Risks Of Direct Importing

Like the age of the paperless society, the age in which large retailers handle all their own produce imports is always just upon us, yet never quite begins.

Most who have attempted such projects, notably Supervalu, found the projects floundered on a fundamental dilemma: Direct importing puts a retailer into a business that is not its forté. Whether the issue is forecasting volume requirements a season in advance or knowing how to maximize returns on poor quality arrivals, importing involves a whole roster of skill sets not typically found among retail executives.

Beyond these special skills, importing always places a buyer in a quandary: If a retailer attempts to import all of its needs of any produce item, it has little choice but to purchase far in advance, and estimates of product volume requirements made weeks, months or a season in advance of actual need, by their nature, would be far less accurate than estimates of product volume requirements made to allow purchase, often overnight, from a U.S.-based importer.

These inaccurate estimates would mean the retailer always would be long or short on product, either necessitating cuffing product in terminal markets often at a big loss or buying in a product to cover shorts, often paying premiums to do so.

On the other hand, if a retailer elects to purchase only a portion of its needs for a particular imported product, another dynamic takes place. First, even if savings are there, it is hard for the savings to be significant if a retailer is only importing a small percentage of its needs. Second, the importers providing the rest of the product start to think their days are numbered as a supplier, so they begin to take better care of other customers.

Those retailers who have done substantial work in global procurement, such as Wal-Mart, learn soon enough what every vendor could tell them: It is not easy being a supplier.

Large retailers have enormous discretion. It doesn’t matter what “good delivery standards” require, what grade standards may delineate, even what a retailer’s own specifications demand. If a large chain retailer doesn’t like the way a load of produce smells, it is rejected. Vendors, always anxious to placate a customer, take the product back and it is no longer the retailer’s problem. If, however, a retailer is purchasing product down in Argentina, it owns the product, and rejections in Albuquerque are a problem for the importing program.

In fact, the biggest risk for retailers of a direct import program is a hidden one: The temptation to not put the consumer first. Effective merchandising, marketing and procurement decisions are those done with the consumer foremost in mind. With a direct import program, though, retail executives suddenly have a conflict of interest, as they already own the produce. If, for example, cantaloupes are particularly sweet and should be prominently displayed one particular week, that decision could be influenced by the need to move a big inventory position on some honeydew.

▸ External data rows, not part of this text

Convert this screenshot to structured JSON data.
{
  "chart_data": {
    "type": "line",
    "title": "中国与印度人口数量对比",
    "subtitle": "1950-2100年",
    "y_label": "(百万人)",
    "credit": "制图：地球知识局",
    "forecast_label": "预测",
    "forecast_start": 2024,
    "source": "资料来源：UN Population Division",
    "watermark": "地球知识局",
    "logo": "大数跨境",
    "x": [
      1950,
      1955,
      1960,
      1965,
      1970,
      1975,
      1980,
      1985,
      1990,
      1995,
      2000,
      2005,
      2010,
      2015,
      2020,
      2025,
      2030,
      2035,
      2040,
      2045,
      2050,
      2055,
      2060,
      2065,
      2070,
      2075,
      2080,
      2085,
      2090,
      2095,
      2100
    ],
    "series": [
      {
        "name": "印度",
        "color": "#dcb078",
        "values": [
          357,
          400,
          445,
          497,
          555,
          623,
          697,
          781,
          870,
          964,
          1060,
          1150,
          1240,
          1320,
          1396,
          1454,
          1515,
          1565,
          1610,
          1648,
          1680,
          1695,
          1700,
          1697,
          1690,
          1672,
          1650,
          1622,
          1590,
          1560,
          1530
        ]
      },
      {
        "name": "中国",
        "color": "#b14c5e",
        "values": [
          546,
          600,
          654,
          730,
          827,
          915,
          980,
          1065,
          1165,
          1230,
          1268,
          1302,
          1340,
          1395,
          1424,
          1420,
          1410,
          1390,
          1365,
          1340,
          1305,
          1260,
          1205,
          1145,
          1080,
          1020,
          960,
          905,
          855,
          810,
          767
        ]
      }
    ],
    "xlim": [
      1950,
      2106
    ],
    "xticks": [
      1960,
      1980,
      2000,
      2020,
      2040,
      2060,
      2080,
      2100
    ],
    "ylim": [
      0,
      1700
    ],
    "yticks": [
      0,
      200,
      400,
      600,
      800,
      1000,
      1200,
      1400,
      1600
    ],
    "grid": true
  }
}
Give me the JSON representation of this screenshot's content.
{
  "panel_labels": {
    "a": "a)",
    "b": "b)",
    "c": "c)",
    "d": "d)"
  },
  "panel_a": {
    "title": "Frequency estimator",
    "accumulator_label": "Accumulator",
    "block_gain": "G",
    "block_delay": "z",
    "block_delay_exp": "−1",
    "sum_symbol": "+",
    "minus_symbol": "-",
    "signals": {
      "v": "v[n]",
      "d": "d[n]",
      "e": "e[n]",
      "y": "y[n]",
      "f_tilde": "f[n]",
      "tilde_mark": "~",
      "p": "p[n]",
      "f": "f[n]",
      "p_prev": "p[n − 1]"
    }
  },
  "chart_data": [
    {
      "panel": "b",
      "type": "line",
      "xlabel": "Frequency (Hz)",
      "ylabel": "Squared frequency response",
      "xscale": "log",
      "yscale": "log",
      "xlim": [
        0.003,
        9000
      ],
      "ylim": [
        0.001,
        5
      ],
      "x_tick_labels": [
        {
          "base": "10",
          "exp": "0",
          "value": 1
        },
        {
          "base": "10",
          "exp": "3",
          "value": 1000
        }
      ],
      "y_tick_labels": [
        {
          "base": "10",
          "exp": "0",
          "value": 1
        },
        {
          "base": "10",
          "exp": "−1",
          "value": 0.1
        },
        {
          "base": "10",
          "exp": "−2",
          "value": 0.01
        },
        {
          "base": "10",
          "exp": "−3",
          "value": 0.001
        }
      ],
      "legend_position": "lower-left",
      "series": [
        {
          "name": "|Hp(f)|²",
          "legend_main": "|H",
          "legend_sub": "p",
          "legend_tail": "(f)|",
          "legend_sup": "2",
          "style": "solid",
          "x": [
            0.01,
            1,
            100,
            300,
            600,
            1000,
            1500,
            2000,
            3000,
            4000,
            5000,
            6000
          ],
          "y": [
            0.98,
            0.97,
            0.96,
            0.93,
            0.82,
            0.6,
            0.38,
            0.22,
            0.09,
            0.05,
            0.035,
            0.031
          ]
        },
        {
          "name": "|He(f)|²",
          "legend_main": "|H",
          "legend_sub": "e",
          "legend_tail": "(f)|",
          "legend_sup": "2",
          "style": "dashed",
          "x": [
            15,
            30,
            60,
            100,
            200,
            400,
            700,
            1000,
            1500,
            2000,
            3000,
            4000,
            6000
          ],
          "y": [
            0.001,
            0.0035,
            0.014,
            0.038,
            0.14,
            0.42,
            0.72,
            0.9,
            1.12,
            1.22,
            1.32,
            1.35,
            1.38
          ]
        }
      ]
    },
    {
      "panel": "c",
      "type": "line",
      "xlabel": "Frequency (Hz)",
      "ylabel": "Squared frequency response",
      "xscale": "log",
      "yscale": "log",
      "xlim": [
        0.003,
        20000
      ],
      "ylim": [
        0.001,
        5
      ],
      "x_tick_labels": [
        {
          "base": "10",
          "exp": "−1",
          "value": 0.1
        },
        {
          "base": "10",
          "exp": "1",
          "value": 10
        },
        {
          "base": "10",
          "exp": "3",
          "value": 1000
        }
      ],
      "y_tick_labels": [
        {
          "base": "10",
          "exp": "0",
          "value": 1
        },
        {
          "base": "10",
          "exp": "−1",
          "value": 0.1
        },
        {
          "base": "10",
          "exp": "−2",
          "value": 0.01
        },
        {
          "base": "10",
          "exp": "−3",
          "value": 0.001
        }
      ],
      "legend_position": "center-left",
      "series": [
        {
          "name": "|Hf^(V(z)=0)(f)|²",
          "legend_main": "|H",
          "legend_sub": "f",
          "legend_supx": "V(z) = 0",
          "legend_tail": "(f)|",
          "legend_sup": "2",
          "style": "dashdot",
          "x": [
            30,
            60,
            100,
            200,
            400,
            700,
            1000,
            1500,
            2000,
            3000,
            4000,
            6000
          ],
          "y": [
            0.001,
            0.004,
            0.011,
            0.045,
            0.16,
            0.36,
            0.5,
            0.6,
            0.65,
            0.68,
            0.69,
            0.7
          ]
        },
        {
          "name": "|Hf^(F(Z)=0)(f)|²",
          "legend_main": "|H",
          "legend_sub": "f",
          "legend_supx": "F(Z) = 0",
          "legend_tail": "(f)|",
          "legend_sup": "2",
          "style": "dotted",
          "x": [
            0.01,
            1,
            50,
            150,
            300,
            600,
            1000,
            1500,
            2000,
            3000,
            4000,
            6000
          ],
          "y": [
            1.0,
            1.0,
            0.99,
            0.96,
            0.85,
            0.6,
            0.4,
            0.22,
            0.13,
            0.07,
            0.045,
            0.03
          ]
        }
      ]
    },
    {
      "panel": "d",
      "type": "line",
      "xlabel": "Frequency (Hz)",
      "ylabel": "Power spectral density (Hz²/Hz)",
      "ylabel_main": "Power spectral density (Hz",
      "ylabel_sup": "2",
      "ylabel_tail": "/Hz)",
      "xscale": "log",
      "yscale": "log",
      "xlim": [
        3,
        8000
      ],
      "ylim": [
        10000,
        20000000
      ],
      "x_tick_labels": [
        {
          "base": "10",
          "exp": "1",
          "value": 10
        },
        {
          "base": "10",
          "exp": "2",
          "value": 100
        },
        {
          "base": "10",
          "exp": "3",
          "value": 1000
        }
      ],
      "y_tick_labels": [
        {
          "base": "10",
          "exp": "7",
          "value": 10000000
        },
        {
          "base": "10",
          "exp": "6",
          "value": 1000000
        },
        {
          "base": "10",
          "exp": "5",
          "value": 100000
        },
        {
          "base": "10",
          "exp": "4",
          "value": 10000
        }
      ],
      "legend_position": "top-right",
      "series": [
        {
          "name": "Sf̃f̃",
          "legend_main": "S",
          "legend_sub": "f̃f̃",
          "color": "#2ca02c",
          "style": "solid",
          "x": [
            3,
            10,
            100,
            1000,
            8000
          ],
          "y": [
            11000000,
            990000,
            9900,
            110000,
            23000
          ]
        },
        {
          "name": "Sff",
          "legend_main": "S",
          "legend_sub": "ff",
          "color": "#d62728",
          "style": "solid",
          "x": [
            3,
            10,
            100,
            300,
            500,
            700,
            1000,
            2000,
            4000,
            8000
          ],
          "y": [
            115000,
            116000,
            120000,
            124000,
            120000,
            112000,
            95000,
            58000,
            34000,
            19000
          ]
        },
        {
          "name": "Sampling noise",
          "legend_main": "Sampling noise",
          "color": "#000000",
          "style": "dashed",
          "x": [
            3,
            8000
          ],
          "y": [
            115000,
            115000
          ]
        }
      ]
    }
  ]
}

Very often, direct importing leads to a subtle degradation of standards. A product that would be rejected if supplied by a third party is accepted because the retailer already owns it. Sometimes this happens as a result of explicit decisions; more often it is a subtle, but predictable, psychological phenomenon. If the inspector at a distribution center rejects product from an outside vendor, the vendor is unlikely to make a fuss and, even if he does, nobody will care as rejecting the product costs the retailer nothing. In contrast, if product from global procurement is rejected, executives there may well make a big fuss because rejecting the loads will cost the retailer a lot of money. Even if corporate executives back up the inspector 100 percent of the time, many an inspector will ask what the upside is in having to fight those kinds of battles — far easier to just wave the produce through.

Very few senior executives at retail organizations have any real experience with produce. The top people at supermarket chains have typically risen from grocery or front-end, and, more recently, from accounting or from other forms of retail such as department stores. This detachment from produce often leads management to misinterpret the P&Ls that their produce operations produce. Very often, they perceive procurement as some kind of independent profit center.

To achieve optimal results, a produce retailer has to integrate procurement with merchandising and marketing. For an executive to look at a P&L and salivate at the prospect of buying a few percentage points cheaper, is more a testament to that executive’s limited ability to understand how to maximize produce profits than it is a serious pool of money to go after. In reality, the strictures of what is necessary to delight consumers — the best product available, not being out of stock, merchandised to highlight the products that will produce the best experience for consumers — requires a different perspective.

Of course, it is a free country, and retailers can import directly if they choose to do so. But the focus on such an initiative is not only a distraction from delighting the consumer, it creates short-term incentives to disappoint the consumer. Only a rigorous focus on consumer satisfaction is a path to sustainable prosperity.